What is your dangerous idea?

The Edge.org has published its annual question of the year. As usual, it's a good one: What is your dangerous idea? From the Website:
The history of science is replete with discoveries that were considered socially, morally, or emotionally dangerous in their time; the Copernican and Darwinian revolutions are the most obvious. What is your dangerous idea? An idea you think about (not necessarily one you originated) that is dangerous not because it is assumed to be false, but because it might be true?
Heh, brings to mind Francis Fukuyama's proclamation from a few years back in Foreign Policy that transhumanism was the world's most dangerous idea.

Entries that caught my attention:
- JAMES O'DONNELL: "Marx was right: the 'state' will evaporate and cease to have useful meaning as a form of human organization"
- CLIFFORD PICKOVER: "We are all virtual"
- CLAY SHIRKY: "Free will is going away. Time to redesign society to take that into account."
- HAIM HARARI: "Democracy may be on its way out"
- RAY KURZWEIL: "The near-term inevitability of radical life extension and expansion"
- RUDY RUCKER: "Mind is a universally distributed quality" [ie panpsychism]
- IRENE PEPPERBERG: "The differences between humans and nonhumans are quantitative, not qualitative"
- SCOTT SAMPSON: "The purpose of life is to disperse energy"
- FRANK TIPLER: "Why I Hope the Standard Model is Wrong about Why There is More Matter Than Antimatter"
- KEITH DEVLIN: "We are entirely alone"
- FREEMAN DYSON: "Biotechnology will be thoroughly domesticated in the next fifty years"
- KARL SABBAGH: "The human brain and its products are incapable of understanding the truths about the universe"

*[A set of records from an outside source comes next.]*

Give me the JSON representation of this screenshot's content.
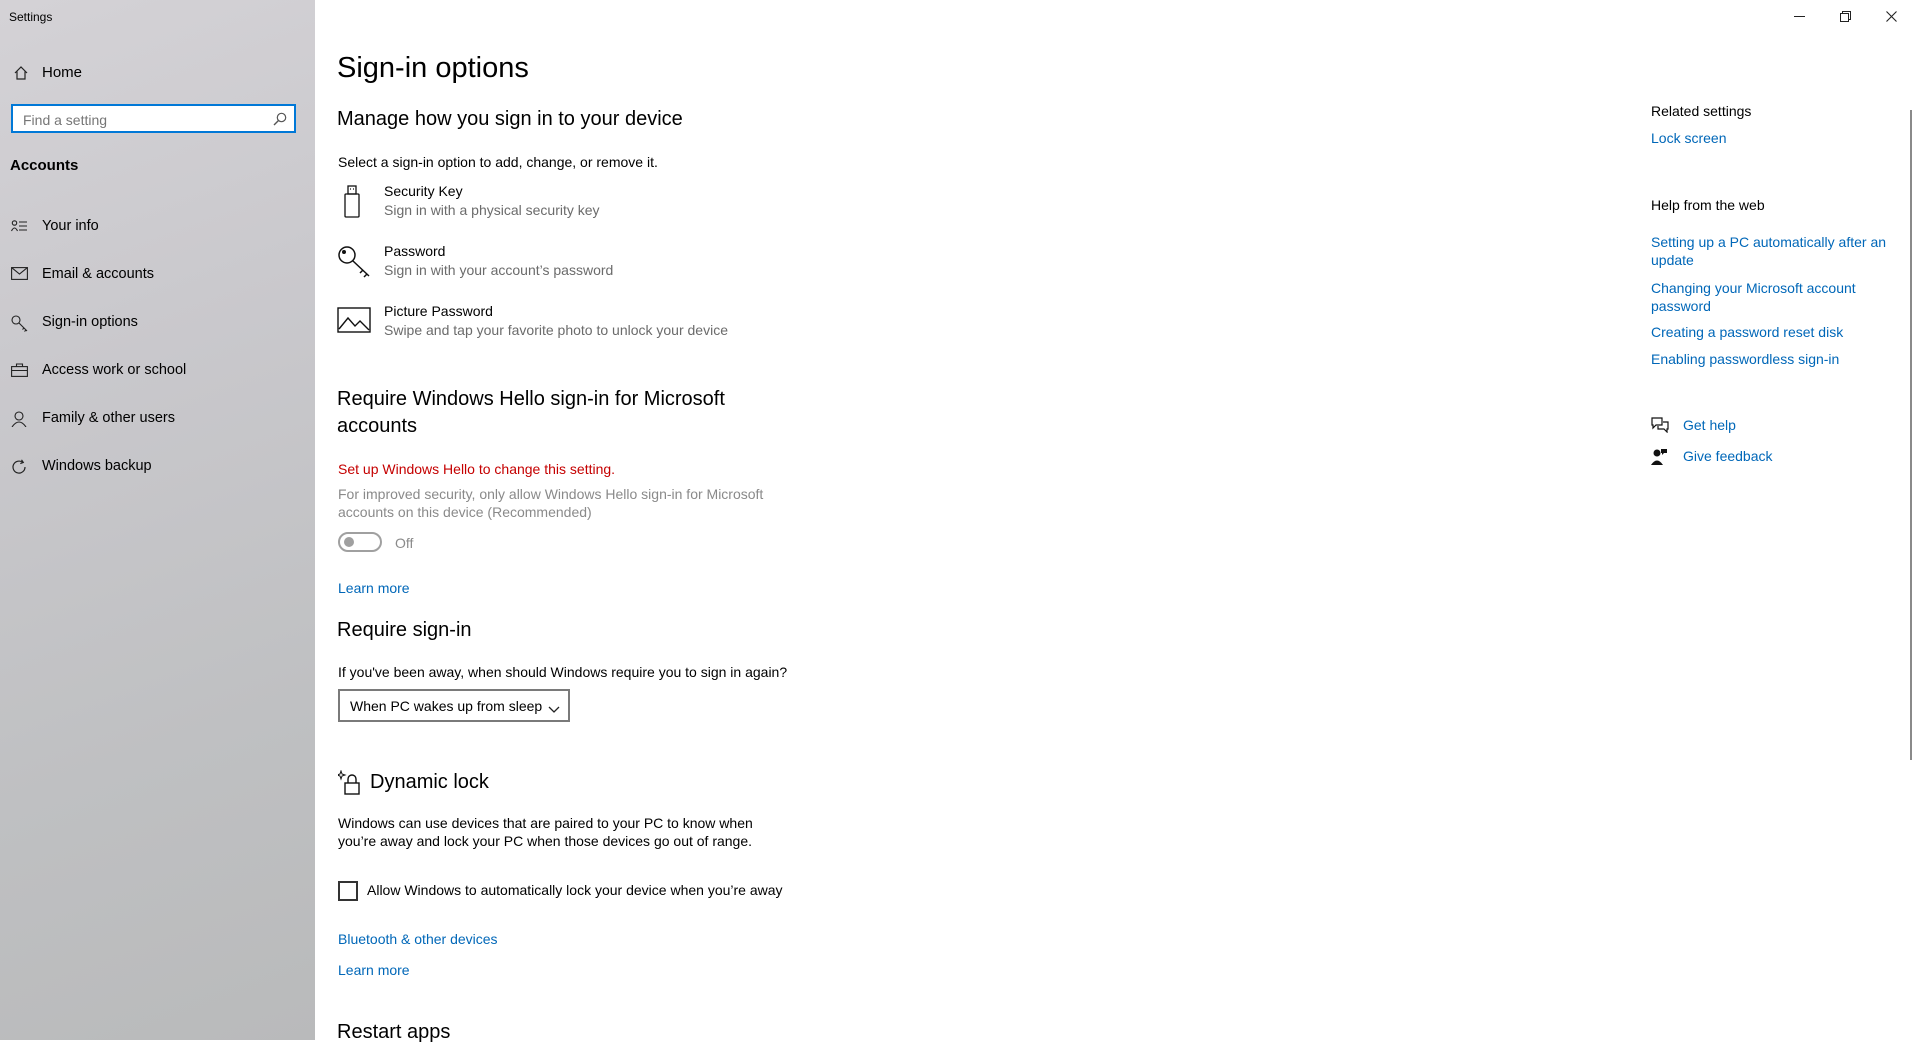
{
  "window": {
    "title": "Settings",
    "controls": {
      "minimize": "minimize",
      "restore": "restore",
      "close": "close"
    }
  },
  "sidebar": {
    "home_label": "Home",
    "search_placeholder": "Find a setting",
    "search_value": "",
    "section_title": "Accounts",
    "items": [
      {
        "label": "Your info",
        "icon": "person-card-icon"
      },
      {
        "label": "Email & accounts",
        "icon": "mail-icon"
      },
      {
        "label": "Sign-in options",
        "icon": "key-icon",
        "selected": true
      },
      {
        "label": "Access work or school",
        "icon": "briefcase-icon"
      },
      {
        "label": "Family & other users",
        "icon": "person-icon"
      },
      {
        "label": "Windows backup",
        "icon": "sync-icon"
      }
    ]
  },
  "main": {
    "page_title": "Sign-in options",
    "manage": {
      "heading": "Manage how you sign in to your device",
      "description": "Select a sign-in option to add, change, or remove it.",
      "options": [
        {
          "title": "Security Key",
          "subtitle": "Sign in with a physical security key",
          "icon": "usb-key-icon"
        },
        {
          "title": "Password",
          "subtitle": "Sign in with your account’s password",
          "icon": "key-icon"
        },
        {
          "title": "Picture Password",
          "subtitle": "Swipe and tap your favorite photo to unlock your device",
          "icon": "picture-icon"
        }
      ]
    },
    "hello": {
      "heading_line1": "Require Windows Hello sign-in for Microsoft",
      "heading_line2": "accounts",
      "warning": "Set up Windows Hello to change this setting.",
      "description_line1": "For improved security, only allow Windows Hello sign-in for Microsoft",
      "description_line2": "accounts on this device (Recommended)",
      "toggle_state": "Off",
      "learn_more": "Learn more"
    },
    "require_signin": {
      "heading": "Require sign-in",
      "question": "If you've been away, when should Windows require you to sign in again?",
      "selected": "When PC wakes up from sleep"
    },
    "dynamic_lock": {
      "heading": "Dynamic lock",
      "description_line1": "Windows can use devices that are paired to your PC to know when",
      "description_line2": "you’re away and lock your PC when those devices go out of range.",
      "checkbox_label": "Allow Windows to automatically lock your device when you’re away",
      "checked": false,
      "bluetooth_link": "Bluetooth & other devices",
      "learn_more": "Learn more"
    },
    "restart_apps": {
      "heading": "Restart apps"
    }
  },
  "related": {
    "heading": "Related settings",
    "lock_screen": "Lock screen",
    "help_heading": "Help from the web",
    "help_links": [
      {
        "line1": "Setting up a PC automatically after an",
        "line2": "update"
      },
      {
        "line1": "Changing your Microsoft account",
        "line2": "password"
      },
      {
        "line1": "Creating a password reset disk",
        "line2": ""
      },
      {
        "line1": "Enabling passwordless sign-in",
        "line2": ""
      }
    ],
    "get_help": "Get help",
    "give_feedback": "Give feedback"
  },
  "colors": {
    "accent": "#0078d7",
    "link": "#0067b8",
    "warning": "#c50000"
  }
}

- ERIC R. KANDEL: "Free will is exercised unconsciously, without awareness" [ie free will is an illusion]
- RODNEY BROOKS: "Being alone in the universe"
- GERALD HOLTON: "The medicination of the ancient yearning for immortality" [looks like radical life extension has finally hit the scientific/intellectual mainstream]

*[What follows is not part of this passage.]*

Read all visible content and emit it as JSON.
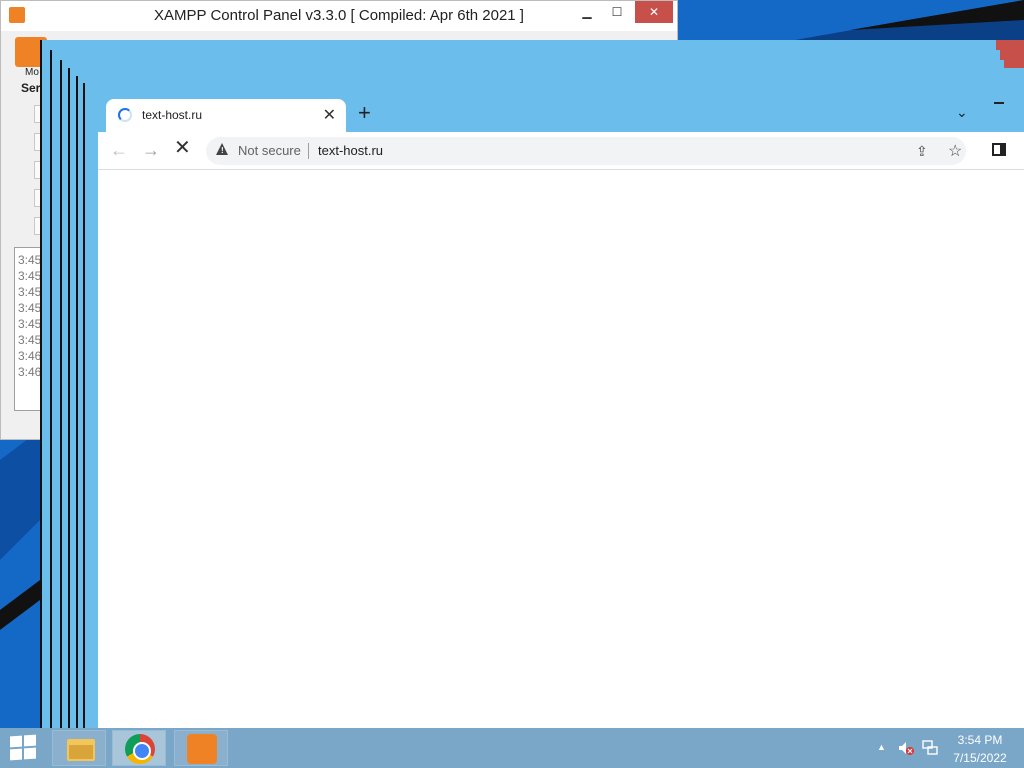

- ALUN ANDERSON: "Brains cannot become minds without bodies" [Ha! He's right, but theoretically, the mind can be fooled into thinking that it has a body -- the cerebral cortex can be fed the data that is normally supplied by the body, namely sensory stimuli and those signals that are conveyed to neurotransmitters; in other words, the brain-jack]

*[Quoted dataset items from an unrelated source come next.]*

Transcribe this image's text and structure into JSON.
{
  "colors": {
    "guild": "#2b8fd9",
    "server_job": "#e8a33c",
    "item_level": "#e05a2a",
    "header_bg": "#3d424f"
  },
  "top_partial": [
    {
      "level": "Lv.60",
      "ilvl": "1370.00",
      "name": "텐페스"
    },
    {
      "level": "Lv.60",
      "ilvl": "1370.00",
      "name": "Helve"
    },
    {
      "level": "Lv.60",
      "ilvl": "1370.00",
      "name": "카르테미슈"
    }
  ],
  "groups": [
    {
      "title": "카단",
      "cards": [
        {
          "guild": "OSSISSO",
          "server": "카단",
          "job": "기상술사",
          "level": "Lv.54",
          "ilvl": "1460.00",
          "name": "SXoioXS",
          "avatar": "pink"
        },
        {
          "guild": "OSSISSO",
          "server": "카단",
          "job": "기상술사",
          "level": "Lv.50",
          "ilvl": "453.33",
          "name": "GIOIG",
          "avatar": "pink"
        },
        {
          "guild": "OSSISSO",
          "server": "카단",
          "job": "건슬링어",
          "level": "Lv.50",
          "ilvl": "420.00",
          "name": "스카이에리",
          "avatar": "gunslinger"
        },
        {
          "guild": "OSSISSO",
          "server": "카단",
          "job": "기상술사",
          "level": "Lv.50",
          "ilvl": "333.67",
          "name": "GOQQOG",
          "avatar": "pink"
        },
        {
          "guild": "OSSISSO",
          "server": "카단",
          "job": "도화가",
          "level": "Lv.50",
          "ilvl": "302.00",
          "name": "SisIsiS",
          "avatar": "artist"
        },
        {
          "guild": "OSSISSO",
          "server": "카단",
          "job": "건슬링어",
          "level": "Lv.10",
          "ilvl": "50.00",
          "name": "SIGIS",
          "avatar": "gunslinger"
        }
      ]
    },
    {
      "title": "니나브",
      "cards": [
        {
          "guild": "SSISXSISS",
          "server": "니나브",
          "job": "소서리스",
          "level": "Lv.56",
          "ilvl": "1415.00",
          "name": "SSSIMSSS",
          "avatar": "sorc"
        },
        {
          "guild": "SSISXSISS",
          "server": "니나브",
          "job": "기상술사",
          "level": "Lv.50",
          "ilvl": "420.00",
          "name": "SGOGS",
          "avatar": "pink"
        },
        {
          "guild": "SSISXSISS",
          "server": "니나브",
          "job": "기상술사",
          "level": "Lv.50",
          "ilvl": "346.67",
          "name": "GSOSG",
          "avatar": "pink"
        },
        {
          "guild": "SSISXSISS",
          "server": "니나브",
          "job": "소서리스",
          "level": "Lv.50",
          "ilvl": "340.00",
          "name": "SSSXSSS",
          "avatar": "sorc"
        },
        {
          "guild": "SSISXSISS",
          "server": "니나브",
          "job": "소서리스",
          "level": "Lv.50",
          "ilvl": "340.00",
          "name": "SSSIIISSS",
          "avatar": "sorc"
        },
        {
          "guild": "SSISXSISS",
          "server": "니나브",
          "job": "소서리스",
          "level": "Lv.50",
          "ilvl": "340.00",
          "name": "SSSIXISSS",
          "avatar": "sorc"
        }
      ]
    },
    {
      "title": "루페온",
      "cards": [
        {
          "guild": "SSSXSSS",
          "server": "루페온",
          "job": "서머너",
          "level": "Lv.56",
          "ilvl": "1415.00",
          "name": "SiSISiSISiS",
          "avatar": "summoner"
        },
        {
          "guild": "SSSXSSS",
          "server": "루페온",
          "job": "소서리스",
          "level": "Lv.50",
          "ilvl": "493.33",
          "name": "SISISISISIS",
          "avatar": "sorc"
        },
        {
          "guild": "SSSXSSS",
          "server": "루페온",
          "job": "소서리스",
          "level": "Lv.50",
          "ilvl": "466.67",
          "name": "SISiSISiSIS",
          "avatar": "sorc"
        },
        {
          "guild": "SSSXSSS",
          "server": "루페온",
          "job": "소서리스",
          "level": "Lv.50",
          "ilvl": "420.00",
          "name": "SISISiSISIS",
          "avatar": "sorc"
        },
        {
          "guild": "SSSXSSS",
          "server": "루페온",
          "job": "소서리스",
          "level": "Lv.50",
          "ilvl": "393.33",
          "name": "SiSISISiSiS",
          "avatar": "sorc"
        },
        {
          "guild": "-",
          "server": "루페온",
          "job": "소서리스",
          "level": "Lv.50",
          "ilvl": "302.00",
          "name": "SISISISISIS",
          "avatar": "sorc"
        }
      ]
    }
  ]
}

- SCOTT ATRAN: "Science encourages religion in the long run (and vice versa)"
- SAM HARRIS: "Science Must Destroy Religion" [this guy's hardcore]
- JARON LANIER: "Homuncular Flexibility"
- MICHAEL NESMITH: "Existence is Non-Time, Non-Sequential, and Non-Objective"
- DANIEL C. DENNETT: "There aren't enough minds to house the population explosion of memes" [ie informational collapse]
- SHERRY TURKLE: "After several generations of living in the computer culture, simulation will become fully naturalized. Authenticity in the traditional sense loses its value, a vestige of another time."
- PAUL DAVIES: "The fight against global warming is lost" [I think he may be right and that we're on the cusp of a runaway greenhouse gas effect]
- SAMUEL BARONDES: "Using Medications To Change Personality"
- TIMOTHY TAYLOR: "The human brain is a cultural artefact." [a very cool idea]
- MARTIN REES: "Science may be 'running out of control'"

There are many other very good entries (along with some real dogs) and I highly recommend the article.